Por Rafael Rosa Hagemeyer
Infelizmente o debate
feito entre historiadores a respeito da regulamentação da profissão
tem revelado quanto nossa formação é deficiente, pois algumas
manifestações de colegas contrários à medida tem revelado total
desconhecimento não apenas da história das organizações
profissionais (que dirão alguns, é assunto de especialistas nas
relações de trabalho), mas da própria forma como a História se
afirmou como disciplina acadêmica. Quanto a este último tópico,
acho sugestivo o texto do Valdei Araújo sobre “A voz do dono e a
história profissional”, já publicada neste blog.
Tratemos, portanto, de
um outro argumento sempre levantado pelos contrários à
regulamentação: o fato de terem lido na faculdade obras
inspiradoras de profissionais de outras áreas. Encontramos
contribuições importantes da literatura, linguística, comunicação,
ciências sóciais, filosofia e economia, etc. Essa
interdisciplinariedade nos habilita a trabalhar nessas áreas? Não,
porque apesar de podermos acumular conhecimento específico a
respeito de alguns de seus aspectos, nossa formação é
diferenciada. O mesmo vale para outras áreas em relação à
História. No entanto, poderíamos considerar que o historiador
poderia trabalhar na manutenção e conservação de diversos
acervos. Alguns cursos até incluem esses tópicos na formação
acadêmica. Mas infelizmente as profissões de arquivista, museólogo
e sociólogo já estão regulamentadas, já faz algum tempo. Muitos
historiadores nem sabem disso, pois não viam nessas atividades uma
possibilidade real de emprego. Óbvio: a possibilidade real de
emprego só passa a existir no momento em que a profissão é
regulamentada. A partir de então, os arquivos serão obrigados a
abrir concursos públicos para arquivistas, passará a ser exigida
habilitação específica – ainda que, em tese, alguns de nossos
colegas estariam habilitados para exercer funções nestas áreas.
Há aqueles que
consideram a regulamentação excessiva um erro, que é melhor
flutuar livremente num oceano de possibilidades abertas e
interdisciplinares, como era o mundo dos eruditos do século XIX. Tal
oceano, sinto informar, só existe na cabeça imaginativa desses
acadêmicos, que parecem desconhecer a própria estrutura das
universidades em que trabalham. Seria então melhor que vivêssemos
na desregulamentação total, pois haveria maior oferta de trabalho
para todos? Não acredito. “Desregulamentação” é a palavra de
ordem da grande onda neoliberal iniciada nos anos 1990, cujos efeitos certamente são a recessão e o desemprego. Com a desregulamentação, todos os profissionais das humanidades são colocados no mesmo "saco de gatos", e com isso aumenta-se o "exército de reserva" da mão-de-obra disponível, que se sujeita a qualquer tipo de trabalho e qualquer salário. Talvez muitos historiadores já não estejam mais familiarizados com esse processo porque o autor que o desvendou já
não é mais estudado com frequência nos cursos de História. Os que lembram dele
certamente dirão: “Mas ele não era formado em História, e
desenvolveu reflexões importantes também na área da filosofia, da
economia, etc”. Sim, Marx não era formado em História. E também não tinha emprego,
vivia de bicos como jornalista, contava com a ajuda financeira de Engels e teve uma vida pobre e desgraçada. Não é muito diferente da situação por que passam muitos historiadores no Brasil hoje. Mera coincidência?

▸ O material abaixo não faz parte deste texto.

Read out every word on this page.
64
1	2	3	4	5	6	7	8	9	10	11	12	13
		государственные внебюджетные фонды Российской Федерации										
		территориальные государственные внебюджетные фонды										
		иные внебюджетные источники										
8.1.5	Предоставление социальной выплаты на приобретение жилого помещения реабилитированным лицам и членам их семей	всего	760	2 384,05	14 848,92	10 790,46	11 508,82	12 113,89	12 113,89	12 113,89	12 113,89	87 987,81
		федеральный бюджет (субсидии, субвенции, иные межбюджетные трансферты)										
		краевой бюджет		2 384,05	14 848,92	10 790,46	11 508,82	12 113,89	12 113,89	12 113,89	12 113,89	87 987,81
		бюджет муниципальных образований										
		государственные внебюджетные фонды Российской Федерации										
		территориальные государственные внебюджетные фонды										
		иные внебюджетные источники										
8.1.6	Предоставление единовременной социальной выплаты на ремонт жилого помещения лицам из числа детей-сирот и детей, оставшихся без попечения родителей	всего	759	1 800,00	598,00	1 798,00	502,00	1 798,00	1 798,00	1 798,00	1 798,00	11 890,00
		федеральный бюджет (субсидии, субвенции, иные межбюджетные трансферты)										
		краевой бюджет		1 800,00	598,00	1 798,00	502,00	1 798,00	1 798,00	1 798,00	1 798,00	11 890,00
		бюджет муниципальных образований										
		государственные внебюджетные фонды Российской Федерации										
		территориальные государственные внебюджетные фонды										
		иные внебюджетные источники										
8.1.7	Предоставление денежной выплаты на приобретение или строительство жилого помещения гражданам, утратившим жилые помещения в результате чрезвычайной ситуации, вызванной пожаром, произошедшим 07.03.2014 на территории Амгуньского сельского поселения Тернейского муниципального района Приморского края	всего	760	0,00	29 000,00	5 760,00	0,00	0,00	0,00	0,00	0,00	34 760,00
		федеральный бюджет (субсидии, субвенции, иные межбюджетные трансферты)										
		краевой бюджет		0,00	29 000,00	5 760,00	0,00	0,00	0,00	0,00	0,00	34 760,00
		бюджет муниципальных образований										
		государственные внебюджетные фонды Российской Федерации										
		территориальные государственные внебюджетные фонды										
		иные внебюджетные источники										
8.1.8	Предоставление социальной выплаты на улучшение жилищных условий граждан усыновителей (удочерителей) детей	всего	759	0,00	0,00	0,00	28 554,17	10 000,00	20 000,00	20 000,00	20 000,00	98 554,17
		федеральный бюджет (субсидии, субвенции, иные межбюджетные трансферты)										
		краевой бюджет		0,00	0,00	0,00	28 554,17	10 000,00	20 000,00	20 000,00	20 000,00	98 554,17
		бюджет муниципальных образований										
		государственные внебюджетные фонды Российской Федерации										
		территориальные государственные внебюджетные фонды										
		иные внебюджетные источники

O movimento que levou historiadores a dar à
História uma dignidade acadêmica no século XIX, transformando-a em carreira
universitária com sua própria teoria e seus próprios métodos, modificou um pouco esse quadro: começou a formar professores, graças à difusão do princípio de escolaridade universal e da transformação da História em disciplina escolar.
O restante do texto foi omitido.